The overwhelming majority of people out there really don’t care enough about their own lives to even consider being responsible for their own safety. Decades of politics have made self-defense largely politically incorrect, and very few people break through the clouds and realize that bad things happen to good people without explanation. Those who do often stop with self-protection, because honestly, it’s the most fun and it often just appeals to our ego and sense of self.

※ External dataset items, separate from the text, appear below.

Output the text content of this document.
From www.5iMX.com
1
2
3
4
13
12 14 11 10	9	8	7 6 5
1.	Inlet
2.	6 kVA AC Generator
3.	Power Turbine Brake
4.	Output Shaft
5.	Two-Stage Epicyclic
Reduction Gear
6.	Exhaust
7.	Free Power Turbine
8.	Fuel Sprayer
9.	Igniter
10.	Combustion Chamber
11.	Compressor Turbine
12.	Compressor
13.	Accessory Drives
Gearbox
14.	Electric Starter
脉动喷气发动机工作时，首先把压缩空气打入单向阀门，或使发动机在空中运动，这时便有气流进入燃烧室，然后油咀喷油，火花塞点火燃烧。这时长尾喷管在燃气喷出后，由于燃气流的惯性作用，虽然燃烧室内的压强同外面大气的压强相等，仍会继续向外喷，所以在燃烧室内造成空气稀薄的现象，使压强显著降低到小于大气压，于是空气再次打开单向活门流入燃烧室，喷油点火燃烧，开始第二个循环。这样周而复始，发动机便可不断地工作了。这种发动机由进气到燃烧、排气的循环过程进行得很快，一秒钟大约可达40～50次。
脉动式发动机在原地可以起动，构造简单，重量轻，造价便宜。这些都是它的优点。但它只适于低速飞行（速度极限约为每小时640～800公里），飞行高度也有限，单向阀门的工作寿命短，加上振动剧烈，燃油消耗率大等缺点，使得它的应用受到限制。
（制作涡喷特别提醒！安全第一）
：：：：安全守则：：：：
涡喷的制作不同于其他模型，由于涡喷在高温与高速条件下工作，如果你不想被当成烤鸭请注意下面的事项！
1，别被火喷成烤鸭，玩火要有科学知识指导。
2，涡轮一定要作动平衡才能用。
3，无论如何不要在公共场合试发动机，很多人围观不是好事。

So that brings us to the final point. If you’re here, and you’ve looked at the above, or taken the ISG Skill Audit, and considered that there’s far more to know than you could pack into one lifetime… GOOD.
Thank you, and welcome to the fold.
You’re part of a rare breed born to “Carry the Fire“; to ride ahead through the dark uncertainty and help guide your people to safety.
A great deal of people don’t need ISG – they were born and raised doing these things, and take it for granted. If you find yourself in that category, find ways to help others learn. Sharpen your skills and do something you otherwise might not: Reach out to people who have potential, and help them learn.
There are plenty who are still collecting hammers who just aren’t ready yet, and some will never move beyond the hobby phase… Keep your eye out, though.
Sometimes they just might surprise you.